Müseyyeb
İbnu'l-Hazn anlatıyor: "Ebu Talib'in ölüm anı gelince, Resûlullah
aleyhissalâtu vesselâm yanına geldi. Başucunda Ebu Cehil ile Abdullah
İbnu Ebi Umeyye İbni'l-Muğire'yi buldu. "Ey Amcacığım! bir kelimelik
Lâilahe illallah de! Onunla Allah indinde senin lehine şehadette
bulunayım!" dedi. Ebu Cehil ve Abdullah atılarak (Ebu Talib'e):
"Sen
Abdulmuttalib'in dininden yüz mü çevireceksin?" diye müdahale
ettiler.. Resûlullah aleyhissalâtu vesselâm, (kelime-i şehadeti) ona
arzetmeye devam etti. Onlar da kendi sözlerini aynen tekrara devam
ettiler. Öyle ki bu hal Ebu Talib'in son söz olarak, onlara: "Ben
Abdulmuttalib'in dini üzereyim!" demesine kadar devam etti. Ebu Talib
Lâilahe illallah demekten kaçınmıştı. Resûlullah aleyhissalâtu
vesselâm:
"Yasaklanmadığı müddetçe senin için istiğfar edeceğim!" dedi.

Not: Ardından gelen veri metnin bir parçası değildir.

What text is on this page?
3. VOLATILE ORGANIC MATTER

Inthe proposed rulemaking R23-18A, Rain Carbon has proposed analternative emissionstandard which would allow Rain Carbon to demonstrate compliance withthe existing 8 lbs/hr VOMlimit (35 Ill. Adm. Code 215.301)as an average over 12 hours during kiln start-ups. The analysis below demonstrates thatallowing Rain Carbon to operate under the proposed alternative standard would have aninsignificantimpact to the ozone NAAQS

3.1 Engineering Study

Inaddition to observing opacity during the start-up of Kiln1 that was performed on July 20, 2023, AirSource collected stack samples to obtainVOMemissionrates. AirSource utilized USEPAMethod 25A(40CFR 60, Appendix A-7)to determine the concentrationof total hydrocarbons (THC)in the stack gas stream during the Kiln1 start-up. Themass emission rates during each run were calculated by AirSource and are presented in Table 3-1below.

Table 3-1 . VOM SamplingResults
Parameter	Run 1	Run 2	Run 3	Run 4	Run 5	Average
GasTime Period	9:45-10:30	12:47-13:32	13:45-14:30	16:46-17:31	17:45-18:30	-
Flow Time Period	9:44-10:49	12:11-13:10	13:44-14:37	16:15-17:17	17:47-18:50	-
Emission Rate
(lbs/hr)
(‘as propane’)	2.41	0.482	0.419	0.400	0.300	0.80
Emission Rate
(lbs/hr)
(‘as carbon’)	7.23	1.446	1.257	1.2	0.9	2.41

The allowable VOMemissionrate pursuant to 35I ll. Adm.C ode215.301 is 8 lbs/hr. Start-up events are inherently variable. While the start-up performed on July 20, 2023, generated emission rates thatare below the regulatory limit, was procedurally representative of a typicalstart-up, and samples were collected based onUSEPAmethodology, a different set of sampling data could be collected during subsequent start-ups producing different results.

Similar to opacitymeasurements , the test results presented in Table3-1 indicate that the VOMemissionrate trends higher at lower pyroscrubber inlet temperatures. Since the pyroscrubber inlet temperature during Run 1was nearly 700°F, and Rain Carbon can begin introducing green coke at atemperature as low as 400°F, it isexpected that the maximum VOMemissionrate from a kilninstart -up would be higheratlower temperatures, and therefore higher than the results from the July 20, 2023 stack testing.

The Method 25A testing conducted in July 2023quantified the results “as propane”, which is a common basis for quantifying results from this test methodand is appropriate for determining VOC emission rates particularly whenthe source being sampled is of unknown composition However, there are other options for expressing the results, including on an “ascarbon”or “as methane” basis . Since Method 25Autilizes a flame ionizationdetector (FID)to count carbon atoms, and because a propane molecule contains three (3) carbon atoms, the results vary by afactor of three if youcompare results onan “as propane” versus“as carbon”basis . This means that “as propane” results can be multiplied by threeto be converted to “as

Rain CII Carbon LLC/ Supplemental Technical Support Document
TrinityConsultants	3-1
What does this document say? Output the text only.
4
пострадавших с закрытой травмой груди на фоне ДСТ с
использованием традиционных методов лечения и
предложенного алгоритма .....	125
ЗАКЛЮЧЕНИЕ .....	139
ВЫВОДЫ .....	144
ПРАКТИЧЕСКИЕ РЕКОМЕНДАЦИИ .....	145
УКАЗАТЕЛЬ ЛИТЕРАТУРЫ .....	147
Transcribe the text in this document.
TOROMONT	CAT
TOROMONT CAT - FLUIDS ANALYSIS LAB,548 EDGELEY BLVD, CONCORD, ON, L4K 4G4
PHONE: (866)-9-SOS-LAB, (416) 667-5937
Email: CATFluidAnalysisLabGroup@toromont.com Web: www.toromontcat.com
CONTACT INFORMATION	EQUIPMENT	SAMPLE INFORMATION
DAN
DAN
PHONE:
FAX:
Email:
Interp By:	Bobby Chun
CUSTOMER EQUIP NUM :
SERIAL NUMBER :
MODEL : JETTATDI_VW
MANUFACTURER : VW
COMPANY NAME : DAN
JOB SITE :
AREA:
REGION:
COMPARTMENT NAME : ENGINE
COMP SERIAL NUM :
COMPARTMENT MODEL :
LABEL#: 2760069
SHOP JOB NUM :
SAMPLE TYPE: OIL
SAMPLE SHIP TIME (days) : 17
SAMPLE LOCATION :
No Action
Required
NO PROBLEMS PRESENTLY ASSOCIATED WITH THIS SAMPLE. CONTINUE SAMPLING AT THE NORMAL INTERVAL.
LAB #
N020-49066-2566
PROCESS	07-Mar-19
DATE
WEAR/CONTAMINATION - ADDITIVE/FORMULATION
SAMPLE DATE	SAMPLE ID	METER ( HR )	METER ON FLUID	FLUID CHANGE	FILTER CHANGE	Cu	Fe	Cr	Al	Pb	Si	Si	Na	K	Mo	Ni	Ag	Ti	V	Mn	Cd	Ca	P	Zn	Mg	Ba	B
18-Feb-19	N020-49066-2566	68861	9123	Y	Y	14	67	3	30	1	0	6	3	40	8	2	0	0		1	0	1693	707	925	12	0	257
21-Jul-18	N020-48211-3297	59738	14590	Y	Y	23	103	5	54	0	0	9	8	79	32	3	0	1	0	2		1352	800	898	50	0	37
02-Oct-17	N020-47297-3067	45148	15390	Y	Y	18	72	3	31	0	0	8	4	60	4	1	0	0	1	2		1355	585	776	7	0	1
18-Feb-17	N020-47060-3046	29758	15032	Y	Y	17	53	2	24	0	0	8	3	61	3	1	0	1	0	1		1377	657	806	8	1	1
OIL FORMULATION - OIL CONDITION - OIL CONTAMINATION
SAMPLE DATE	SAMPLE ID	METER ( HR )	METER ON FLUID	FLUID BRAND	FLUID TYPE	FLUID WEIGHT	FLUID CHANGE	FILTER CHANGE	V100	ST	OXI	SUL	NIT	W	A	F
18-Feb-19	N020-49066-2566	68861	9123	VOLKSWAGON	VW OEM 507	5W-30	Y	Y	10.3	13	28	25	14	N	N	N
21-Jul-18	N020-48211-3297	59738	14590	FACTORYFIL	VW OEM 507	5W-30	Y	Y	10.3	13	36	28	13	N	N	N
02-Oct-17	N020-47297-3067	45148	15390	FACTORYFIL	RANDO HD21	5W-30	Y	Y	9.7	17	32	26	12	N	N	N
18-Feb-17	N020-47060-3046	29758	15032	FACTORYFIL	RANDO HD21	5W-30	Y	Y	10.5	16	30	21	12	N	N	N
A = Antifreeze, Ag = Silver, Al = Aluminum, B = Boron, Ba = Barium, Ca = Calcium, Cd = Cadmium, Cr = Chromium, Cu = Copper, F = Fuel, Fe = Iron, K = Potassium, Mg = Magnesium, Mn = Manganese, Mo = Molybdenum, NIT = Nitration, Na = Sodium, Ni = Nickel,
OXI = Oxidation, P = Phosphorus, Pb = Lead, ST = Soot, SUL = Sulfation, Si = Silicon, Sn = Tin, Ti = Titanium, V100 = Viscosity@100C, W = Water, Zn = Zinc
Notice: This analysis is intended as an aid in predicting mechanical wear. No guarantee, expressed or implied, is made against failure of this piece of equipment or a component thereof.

Bunun
üzerine aziz ve celil olan Allah şu vahyi indirdi. "(Meâlen:) "Akraba
bile olsalar, onların cehennemlik oldukları ortaya çıktıktan sonra
müşrikler hakkında Allah'tan af dilemek ne Peygamber'e ve ne de iman
edenlere uygun düşmez" (Tevbe 113)
Cenab-ı Hak
şu ayeti de Ebu Talib hakkında indirmiştir. (Mealen): "Sen sevdiğin
kimseyi hidayete erdiremezsin. Ancak Allah dilediğine hidayet verir.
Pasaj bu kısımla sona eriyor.